This charming property owned by Denis Lurton first caught our eye in 2015 and it is great to see his 2016 continuing in the same vein. This looks destined to be one of the great bargains of the vintage. Full of smoky, coffee aromas, and succulent richness with a little bit of Margaux suaveness and sophistication. Earlier drinking, but hugely rewarding. A lovely wine. DR
The 2016 Desmirail is a blend of 60% Cabernet Sauvignon, 37% Merlot and 3% Petit Verdot. It does not possess the most complex Margaux nose, although the purity deserves a commendation with blueberry and cassis fruit. The palate has quite a rich and showy opening though fortunately it does not go over the top. There is a slight metallic edge towards the finish, which I hope will disappear by the time of bottling. It just feels a little pinched at the moment, so there is room for improvement here. Drink Date 2020 - 2032
Dark crimson with a slightly weak rim. Very sweet, almost chocolatey oak (like the old Tertre nose). Really nice texture and pace on the palate though. Provided you don't have anything against that aroma, you could take a lot of pleasure from this wine. Drink 2025-2043
A chewy and rich red with plenty of currant and black-cherry character. Tannic. Should come together nicely with some barrel aging.
The 2016 Desmirail is a bold, powerful wine. The darker side of the appellation comes through in the wine's dark flavor profile and imposing structural profile. Black cherry, smoke, tobacco and licorice run through the 2016. Potent and virile, the 2016 is likely to need a few years to come into its own. Even so, it is impressive today.
Denis Lurton is in charge at this 37ha Margaux estate, and he has produced a classy, cedar-scented 2016 that has a beautiful vibrancy to it. It is a fairly dramatic take on the year, with full extraction of damson fruit and chewy tannins.
Slight bitterness on the palate detracts from an overall nice wine with decent density of fruit and tell-tale coffee notes. I would like more silkiness but the blunt tannins will subside in due course leaving a competent wine.
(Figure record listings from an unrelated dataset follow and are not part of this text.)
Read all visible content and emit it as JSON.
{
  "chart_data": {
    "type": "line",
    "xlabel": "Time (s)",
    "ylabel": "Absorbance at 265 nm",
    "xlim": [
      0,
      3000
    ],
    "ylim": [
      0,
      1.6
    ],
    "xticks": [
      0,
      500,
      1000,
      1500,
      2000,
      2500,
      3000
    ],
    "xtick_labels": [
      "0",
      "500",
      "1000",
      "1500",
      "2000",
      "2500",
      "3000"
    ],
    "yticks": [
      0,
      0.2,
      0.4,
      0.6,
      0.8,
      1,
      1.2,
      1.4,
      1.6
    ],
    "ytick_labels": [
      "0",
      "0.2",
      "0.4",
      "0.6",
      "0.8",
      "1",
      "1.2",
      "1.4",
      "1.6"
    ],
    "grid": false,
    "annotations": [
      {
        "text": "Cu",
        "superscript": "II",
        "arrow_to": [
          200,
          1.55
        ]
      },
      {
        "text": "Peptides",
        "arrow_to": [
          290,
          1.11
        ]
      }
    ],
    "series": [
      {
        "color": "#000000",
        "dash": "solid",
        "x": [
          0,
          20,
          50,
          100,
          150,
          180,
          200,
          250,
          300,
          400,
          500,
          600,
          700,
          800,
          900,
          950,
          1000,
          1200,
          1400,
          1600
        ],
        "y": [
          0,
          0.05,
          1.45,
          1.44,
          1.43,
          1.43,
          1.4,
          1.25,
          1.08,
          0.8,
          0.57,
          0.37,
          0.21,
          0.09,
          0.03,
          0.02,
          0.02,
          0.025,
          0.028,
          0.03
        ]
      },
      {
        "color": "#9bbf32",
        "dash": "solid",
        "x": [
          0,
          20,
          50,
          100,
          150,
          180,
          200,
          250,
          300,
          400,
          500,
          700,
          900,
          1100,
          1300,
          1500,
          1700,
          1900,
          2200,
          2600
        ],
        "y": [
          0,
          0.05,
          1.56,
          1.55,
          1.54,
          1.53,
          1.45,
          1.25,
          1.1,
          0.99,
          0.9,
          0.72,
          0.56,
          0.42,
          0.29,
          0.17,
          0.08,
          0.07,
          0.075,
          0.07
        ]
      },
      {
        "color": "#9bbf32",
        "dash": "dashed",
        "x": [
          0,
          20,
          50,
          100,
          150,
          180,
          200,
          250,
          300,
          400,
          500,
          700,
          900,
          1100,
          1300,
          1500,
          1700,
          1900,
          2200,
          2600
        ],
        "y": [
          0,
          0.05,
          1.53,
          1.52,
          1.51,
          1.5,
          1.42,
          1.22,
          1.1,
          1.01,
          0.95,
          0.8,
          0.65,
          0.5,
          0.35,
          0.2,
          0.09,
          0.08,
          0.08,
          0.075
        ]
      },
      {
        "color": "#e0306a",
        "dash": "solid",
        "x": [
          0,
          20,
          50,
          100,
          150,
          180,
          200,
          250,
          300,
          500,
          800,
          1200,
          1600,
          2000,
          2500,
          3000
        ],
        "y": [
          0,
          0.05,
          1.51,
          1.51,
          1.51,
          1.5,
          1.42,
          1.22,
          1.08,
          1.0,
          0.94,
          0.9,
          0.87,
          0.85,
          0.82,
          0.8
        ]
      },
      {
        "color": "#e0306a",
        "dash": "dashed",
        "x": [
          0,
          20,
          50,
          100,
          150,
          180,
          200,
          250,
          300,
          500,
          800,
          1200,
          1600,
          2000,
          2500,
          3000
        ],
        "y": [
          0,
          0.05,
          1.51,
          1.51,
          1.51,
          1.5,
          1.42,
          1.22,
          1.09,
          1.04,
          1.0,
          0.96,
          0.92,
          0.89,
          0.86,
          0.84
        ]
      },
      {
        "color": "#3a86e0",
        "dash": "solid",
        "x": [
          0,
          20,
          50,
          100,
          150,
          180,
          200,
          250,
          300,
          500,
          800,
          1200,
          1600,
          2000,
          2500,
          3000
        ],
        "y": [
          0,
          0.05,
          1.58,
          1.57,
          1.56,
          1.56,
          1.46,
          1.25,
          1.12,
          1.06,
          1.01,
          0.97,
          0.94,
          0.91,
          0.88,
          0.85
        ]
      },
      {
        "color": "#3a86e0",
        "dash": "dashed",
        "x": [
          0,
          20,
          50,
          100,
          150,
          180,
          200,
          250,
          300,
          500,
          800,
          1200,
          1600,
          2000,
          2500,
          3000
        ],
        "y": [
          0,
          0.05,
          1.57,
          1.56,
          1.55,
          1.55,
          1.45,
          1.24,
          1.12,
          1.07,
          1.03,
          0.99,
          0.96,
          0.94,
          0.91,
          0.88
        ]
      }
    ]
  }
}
Plump, silky and seductive are the words often used to describe wines from Margaux. Because of their style, they tend to be user friendly and more approachable when young. This is in part due to its terroir which is comprised of the thinnest soil as well as the highest proportion of chunky gravel in all of the Médoc. It drains well but also is it more susceptible to vintage variation. Margaux wines tend to have the highest proportions of Merlot within the core of the Médoc further adding to their ample roundness and openness. Margaux is home to the largest number of classified growths including its namesake first growth, Château Margaux, as well as third growths, Palmer and d'Issan.